By Adversarial Falsification:

  • False positive attacks generate a negative sample which is misclassified as a positive one (Type I Error). In an image classification task, a false positive can be an adversarial image unrecognizable to human, while DNNs predict it to a class with a high confidence score.
  • False negative attacks generate a positive sample which is misclassified as a negative one (Type II Error). Also called ML evasion. This error is shown in most adversarial images, where a human can recognize the image, but the neural networks cannot identify it.

By Knowledge:

Most adversarial example attacks are white-box attacks. However, they can be transferred to attack black-box services due to the transferability of adversarial examples proposed by Papernot et al.

However, it was found adversarial examples are transferrable (cf.
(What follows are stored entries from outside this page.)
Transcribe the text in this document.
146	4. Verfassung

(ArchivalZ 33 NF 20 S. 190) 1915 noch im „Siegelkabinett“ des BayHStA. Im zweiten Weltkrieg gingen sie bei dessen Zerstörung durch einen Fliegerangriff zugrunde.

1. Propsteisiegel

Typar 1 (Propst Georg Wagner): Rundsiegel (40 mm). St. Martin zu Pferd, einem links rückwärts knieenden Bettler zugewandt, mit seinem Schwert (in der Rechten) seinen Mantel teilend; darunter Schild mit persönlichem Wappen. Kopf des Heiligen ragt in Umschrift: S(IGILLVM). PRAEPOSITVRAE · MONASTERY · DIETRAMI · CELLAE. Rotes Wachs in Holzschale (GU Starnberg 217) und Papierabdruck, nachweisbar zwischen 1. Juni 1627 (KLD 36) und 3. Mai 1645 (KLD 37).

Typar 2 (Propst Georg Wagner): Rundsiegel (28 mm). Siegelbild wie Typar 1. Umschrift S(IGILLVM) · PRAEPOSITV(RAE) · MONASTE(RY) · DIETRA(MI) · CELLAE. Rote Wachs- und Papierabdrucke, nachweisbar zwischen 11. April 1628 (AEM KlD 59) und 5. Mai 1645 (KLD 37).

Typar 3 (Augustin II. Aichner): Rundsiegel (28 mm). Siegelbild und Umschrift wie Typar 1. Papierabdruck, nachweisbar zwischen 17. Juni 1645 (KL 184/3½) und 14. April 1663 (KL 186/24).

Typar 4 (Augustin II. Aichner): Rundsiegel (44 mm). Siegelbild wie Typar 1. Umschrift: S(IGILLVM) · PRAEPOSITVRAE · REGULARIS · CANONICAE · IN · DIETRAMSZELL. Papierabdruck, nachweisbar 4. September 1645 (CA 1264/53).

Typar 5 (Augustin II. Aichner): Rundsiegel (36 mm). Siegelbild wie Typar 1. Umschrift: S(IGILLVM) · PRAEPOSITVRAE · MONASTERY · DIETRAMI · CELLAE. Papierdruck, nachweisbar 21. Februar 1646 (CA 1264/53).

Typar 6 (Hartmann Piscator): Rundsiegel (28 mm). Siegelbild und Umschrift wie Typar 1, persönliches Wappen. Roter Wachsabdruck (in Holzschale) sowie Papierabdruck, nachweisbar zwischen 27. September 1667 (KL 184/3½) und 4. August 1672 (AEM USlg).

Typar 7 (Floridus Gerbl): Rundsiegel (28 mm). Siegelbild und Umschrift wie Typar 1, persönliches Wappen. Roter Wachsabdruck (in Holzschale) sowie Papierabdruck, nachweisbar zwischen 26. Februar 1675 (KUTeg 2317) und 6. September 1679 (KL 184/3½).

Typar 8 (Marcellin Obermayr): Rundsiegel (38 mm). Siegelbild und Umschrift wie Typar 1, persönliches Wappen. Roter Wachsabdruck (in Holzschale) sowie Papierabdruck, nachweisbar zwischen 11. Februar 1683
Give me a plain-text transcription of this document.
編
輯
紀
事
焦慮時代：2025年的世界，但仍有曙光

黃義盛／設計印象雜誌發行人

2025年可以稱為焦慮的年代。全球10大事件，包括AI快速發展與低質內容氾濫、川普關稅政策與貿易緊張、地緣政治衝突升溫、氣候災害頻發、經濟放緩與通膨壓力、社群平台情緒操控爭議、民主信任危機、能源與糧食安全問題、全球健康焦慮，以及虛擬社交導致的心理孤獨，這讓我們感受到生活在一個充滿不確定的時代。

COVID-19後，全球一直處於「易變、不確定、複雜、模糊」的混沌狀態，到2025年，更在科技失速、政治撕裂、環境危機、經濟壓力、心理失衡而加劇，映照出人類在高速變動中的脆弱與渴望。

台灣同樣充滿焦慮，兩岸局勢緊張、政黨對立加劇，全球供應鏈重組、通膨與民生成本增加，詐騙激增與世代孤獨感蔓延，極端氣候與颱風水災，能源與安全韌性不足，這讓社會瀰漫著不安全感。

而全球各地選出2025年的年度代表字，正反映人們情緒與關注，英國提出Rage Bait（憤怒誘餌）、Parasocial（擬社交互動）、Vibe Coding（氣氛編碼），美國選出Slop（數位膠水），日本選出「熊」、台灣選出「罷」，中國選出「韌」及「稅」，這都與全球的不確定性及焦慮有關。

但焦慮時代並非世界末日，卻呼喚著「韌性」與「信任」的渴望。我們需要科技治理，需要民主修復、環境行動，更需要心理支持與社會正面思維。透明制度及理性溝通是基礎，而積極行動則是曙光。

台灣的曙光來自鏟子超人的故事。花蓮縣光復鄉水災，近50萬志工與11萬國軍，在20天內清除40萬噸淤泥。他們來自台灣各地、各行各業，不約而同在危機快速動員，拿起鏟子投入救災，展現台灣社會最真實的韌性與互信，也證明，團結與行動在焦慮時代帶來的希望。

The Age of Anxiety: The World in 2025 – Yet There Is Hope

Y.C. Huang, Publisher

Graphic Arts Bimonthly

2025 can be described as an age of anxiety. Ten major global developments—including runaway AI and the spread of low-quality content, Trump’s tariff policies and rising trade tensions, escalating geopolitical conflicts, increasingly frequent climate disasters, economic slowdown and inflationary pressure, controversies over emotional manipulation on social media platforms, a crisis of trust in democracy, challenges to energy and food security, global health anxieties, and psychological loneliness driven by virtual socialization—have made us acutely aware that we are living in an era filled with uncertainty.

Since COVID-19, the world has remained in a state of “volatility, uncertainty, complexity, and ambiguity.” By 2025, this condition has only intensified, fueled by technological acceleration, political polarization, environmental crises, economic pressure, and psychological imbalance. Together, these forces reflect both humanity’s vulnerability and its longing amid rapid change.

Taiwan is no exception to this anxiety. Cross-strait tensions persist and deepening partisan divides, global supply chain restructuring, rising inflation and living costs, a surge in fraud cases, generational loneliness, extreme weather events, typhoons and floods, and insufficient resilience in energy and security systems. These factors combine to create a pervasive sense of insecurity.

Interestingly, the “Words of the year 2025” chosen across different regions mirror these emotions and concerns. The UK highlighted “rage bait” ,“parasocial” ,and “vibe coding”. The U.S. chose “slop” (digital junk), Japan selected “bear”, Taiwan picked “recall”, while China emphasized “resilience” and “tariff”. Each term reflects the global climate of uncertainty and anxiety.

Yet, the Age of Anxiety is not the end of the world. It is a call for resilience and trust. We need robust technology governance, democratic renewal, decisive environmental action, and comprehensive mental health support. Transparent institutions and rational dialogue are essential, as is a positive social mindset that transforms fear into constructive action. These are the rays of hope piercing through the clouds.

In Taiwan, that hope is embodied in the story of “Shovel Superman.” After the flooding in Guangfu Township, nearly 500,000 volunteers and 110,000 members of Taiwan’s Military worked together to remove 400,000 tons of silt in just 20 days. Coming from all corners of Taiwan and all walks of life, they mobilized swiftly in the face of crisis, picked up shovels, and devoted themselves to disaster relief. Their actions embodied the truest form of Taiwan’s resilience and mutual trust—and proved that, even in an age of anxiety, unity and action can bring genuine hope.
Transferability of Adversarial Examples), hence given the same training data as the original network, an attacker can train their own mirror network of the black box original network and then attack the mirror network with white-box techniques. If attack on mirror network succeeds, it will likely succeed on the original


By Specificity: (For binary classification, targeted attacks are equivalent to nontargeted attacks.)

  • Targeted attack: misguide DNNs to a specific class.
  • Non-targeted attack: do not assign a specific class to the neural network output. The adversarial class of output can be arbitrary except the original one.

By Frequency:

  • One-time attacks take only one time to optimize the adversarial examples.
  • Iterative attacks take multiple times to update the adversarial examples.